The Alison Brie one, for instance, is something that you can erase from the film entirely and nothing would be changed or even affected in the overall plot, but while Brie is herself an endlessly watchable actress she can’t escape the fact that the character she is playing is logistically insane; she has set up several online dating profiles and formed an algorithm to narrow down her perfect match, but she’s also extremely clingy and obsessive, culminating in a pretty funny breakdown in front of a children’s reading session (or, at least, it’s funny because of Brie’s committed performance; that’s what prevents the scene from being an extremely disturbing mental breakdown). In addition, the Leslie Mann sub-plot feels forced into one script from another, one that is a far more conventional and clichéd film in the vein of Knocked Up or any other film of its kind that involves sperm doners and romance, especially when she starts meeting with, and eventually falling for, a lunk-headed hunk played by Jake Lacy.

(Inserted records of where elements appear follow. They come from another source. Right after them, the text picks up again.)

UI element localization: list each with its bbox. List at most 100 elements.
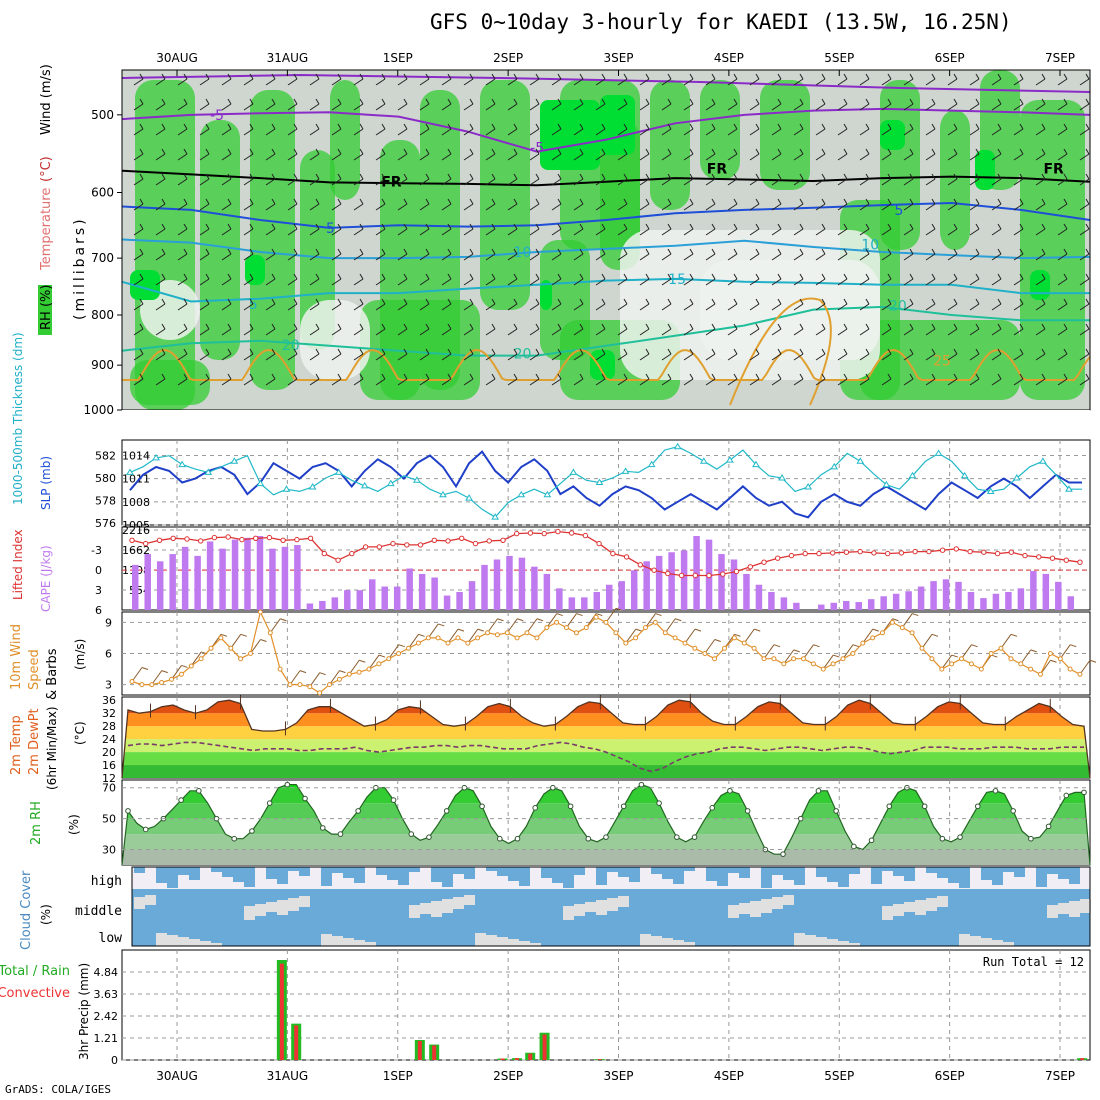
wind-barb-flag bbox=[821, 123, 826, 130]
wind-barb bbox=[441, 373, 452, 386]
wind-barb-shaft bbox=[991, 353, 1002, 361]
wind-barb bbox=[529, 373, 540, 386]
wind-barb-flag bbox=[403, 273, 408, 280]
y-tick-label-left: 576 bbox=[95, 517, 116, 530]
wind-barb-shaft bbox=[1057, 128, 1068, 136]
wind-barb-flag bbox=[601, 148, 606, 155]
wind-barb-flag bbox=[931, 273, 936, 280]
wind-barb bbox=[771, 323, 782, 336]
wind-barb-flag bbox=[557, 73, 562, 80]
wind-barb-shaft bbox=[529, 353, 540, 361]
wind-barb-shaft bbox=[199, 78, 210, 86]
wind-barb-flag bbox=[447, 198, 452, 205]
wind-barb-shaft bbox=[221, 103, 232, 111]
wind-barb-flag bbox=[843, 223, 848, 230]
wind-barb-shaft bbox=[133, 378, 144, 386]
wind-barb-surface bbox=[348, 659, 360, 675]
wind-barb bbox=[881, 373, 892, 386]
wind-barb-shaft bbox=[331, 328, 342, 336]
wind-barb bbox=[859, 173, 870, 186]
lifted-index-marker bbox=[885, 550, 891, 557]
wind-barb-shaft bbox=[265, 303, 276, 311]
cape-bar bbox=[281, 546, 289, 610]
wind-barb-flag bbox=[755, 173, 760, 180]
wind-barb-flag bbox=[557, 98, 562, 105]
wind-barb bbox=[529, 348, 540, 361]
wind-barb bbox=[1057, 323, 1068, 336]
lifted-index-marker bbox=[253, 535, 259, 541]
wind-barb bbox=[639, 73, 650, 86]
wind-speed-marker bbox=[475, 635, 481, 641]
cloud-low-gap bbox=[981, 938, 992, 946]
wind-barb-shaft bbox=[749, 103, 760, 111]
wind-speed-marker bbox=[198, 656, 204, 662]
wind-barb bbox=[353, 173, 364, 186]
date-label-bottom: 3SEP bbox=[603, 1069, 633, 1083]
wind-speed-marker bbox=[455, 635, 461, 641]
axis-label-cloud: Cloud Cover bbox=[19, 870, 34, 950]
wind-barb-flag bbox=[513, 248, 518, 255]
wind-barb-flag bbox=[689, 73, 694, 80]
wind-barb bbox=[485, 223, 496, 236]
wind-barb-flag bbox=[293, 73, 298, 80]
wind-barb-flag bbox=[579, 248, 584, 255]
wind-barb bbox=[529, 273, 540, 286]
cloud-row-label: middle bbox=[75, 904, 122, 919]
wind-barb-shaft bbox=[177, 153, 188, 161]
lifted-index-marker bbox=[830, 550, 836, 556]
wind-barb bbox=[353, 298, 364, 311]
wind-speed-marker bbox=[139, 682, 145, 688]
cloud-low-gap bbox=[211, 943, 222, 946]
wind-barb-shaft bbox=[595, 128, 606, 136]
wind-barb bbox=[639, 298, 650, 311]
lifted-index-marker bbox=[939, 547, 946, 553]
lifted-index-marker bbox=[665, 570, 671, 577]
wind-barb bbox=[595, 248, 606, 261]
wind-barb-flag bbox=[777, 323, 782, 330]
wind-barb-flag bbox=[689, 273, 694, 280]
wind-barb bbox=[133, 98, 144, 111]
rh-core bbox=[600, 95, 635, 155]
wind-barb-flag bbox=[359, 273, 364, 280]
cloud-high-bar bbox=[761, 867, 772, 888]
lifted-index-marker bbox=[871, 550, 877, 556]
wind-barb bbox=[969, 323, 980, 336]
wind-barb-flag bbox=[975, 148, 980, 155]
wind-barb-shaft bbox=[837, 303, 848, 311]
wind-barb-shaft bbox=[793, 378, 804, 386]
wind-barb bbox=[419, 323, 430, 336]
wind-barb-shaft bbox=[419, 78, 430, 86]
cape-bar bbox=[1005, 591, 1012, 610]
wind-barb-shaft bbox=[1079, 328, 1090, 336]
wind-barb-flag bbox=[337, 248, 342, 255]
rh-core bbox=[590, 350, 615, 380]
wind-barb bbox=[177, 298, 188, 311]
cloud-high-bar bbox=[134, 867, 145, 873]
wind-barb-shaft bbox=[969, 278, 980, 286]
wind-barb-shaft bbox=[859, 353, 870, 361]
wind-barb-flag bbox=[579, 123, 584, 130]
wind-barb bbox=[749, 123, 760, 136]
wind-barb bbox=[265, 98, 276, 111]
wind-barb bbox=[793, 298, 804, 311]
wind-barb-flag bbox=[205, 148, 210, 155]
wind-barb-shaft bbox=[837, 103, 848, 111]
wind-barb bbox=[551, 223, 562, 236]
wind-barb-flag bbox=[183, 98, 188, 105]
cape-bar bbox=[543, 573, 551, 610]
wind-barb-flag bbox=[733, 348, 738, 355]
wind-barb-flag bbox=[183, 173, 188, 180]
wind-barb-flag bbox=[491, 373, 496, 380]
wind-barb bbox=[683, 173, 694, 186]
wind-barb bbox=[1057, 123, 1068, 136]
wind-barb-shaft bbox=[155, 353, 166, 361]
wind-barb bbox=[947, 198, 958, 211]
wind-barb-flag bbox=[403, 348, 408, 355]
wind-barb-flag bbox=[557, 298, 562, 305]
cloud-high-bar bbox=[596, 867, 607, 885]
wind-barb-surface-flag bbox=[1089, 659, 1097, 663]
wind-barb-flag bbox=[425, 173, 430, 180]
wind-barb-flag bbox=[557, 198, 562, 205]
wind-barb-shaft bbox=[815, 378, 826, 386]
wind-speed-marker bbox=[889, 619, 895, 625]
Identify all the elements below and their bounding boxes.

Both of them not only feel like completely different scripts to the one we’re supposed to be watching, but they somehow serve to contradict the film’s very reason for being with their overall messages of finding someone to counteract your own journey of self-fulfilment, as opposed to the one that the very title wants to enforce. This is why the stuff with Johnson and Wilson is easily where the film is strongest, because their own goals – or non-goals, in Wilson’s case – reflect exactly what the film was clearly setting out to achieve, and the film refuses to cop out like it does with the other storylines and keep things headed exactly where they’re meant to be headed, and not be wildly taken aback by the very standards that Hollywood has placed on films like these. The final few moments of the film are especially refreshing in how they opt for something a little more meaningful than the traditional final kiss and zoom out to a wide shot you usually get at the end of romantic-comedies (something that even Deadpool is unafraid to point out). Johnson and Wilson themselves are great to watch, with the former in particular continuing to impress with films like this and A Bigger Splash in which she tries to prove she’s more than just the woman from Fifty Shades of Grey, and for the most part succeeding – although things will inevitably revert to the ways they were by the time the sequels come out.

One a side note, it’s also taken us this long to realise that director Christian Ditter, whose previous film was the far more unbalanced Love, Rosie, just has this particular style of direction, the kind that tends to be a little annoying with its constant camera movement and awkward staging – there are scenes where characters like Rebel Wilson just appear right out of nowhere in the middle of a scene she wasn’t even in up until then – as well as inappropriate song placements, though the ones in How To Be Single are nowhere near as infuriating as the ones in Love, Rosie, which actually had a scene with a character in the midst of childbirth with Salt-n-Pepa’s “Push It” on the soundtrack (groan). Much like with Baz Luhrmann, some will be entranced by this style, others will be a little aggravated by it – we’re honestly the latter.

It’s not like How To Be Single is avoidable, but when it lacks the consistency you want from a film like this, then it’s a little disappointing all the same.

SO, TO SUM UP…

How To Be Single is wholly decent when it actually tries to achieve what it wants to achieve, but is bogged down by two unnecessary and even contradictory sub-plots that rely way too much on formula for the overall film to really stand out.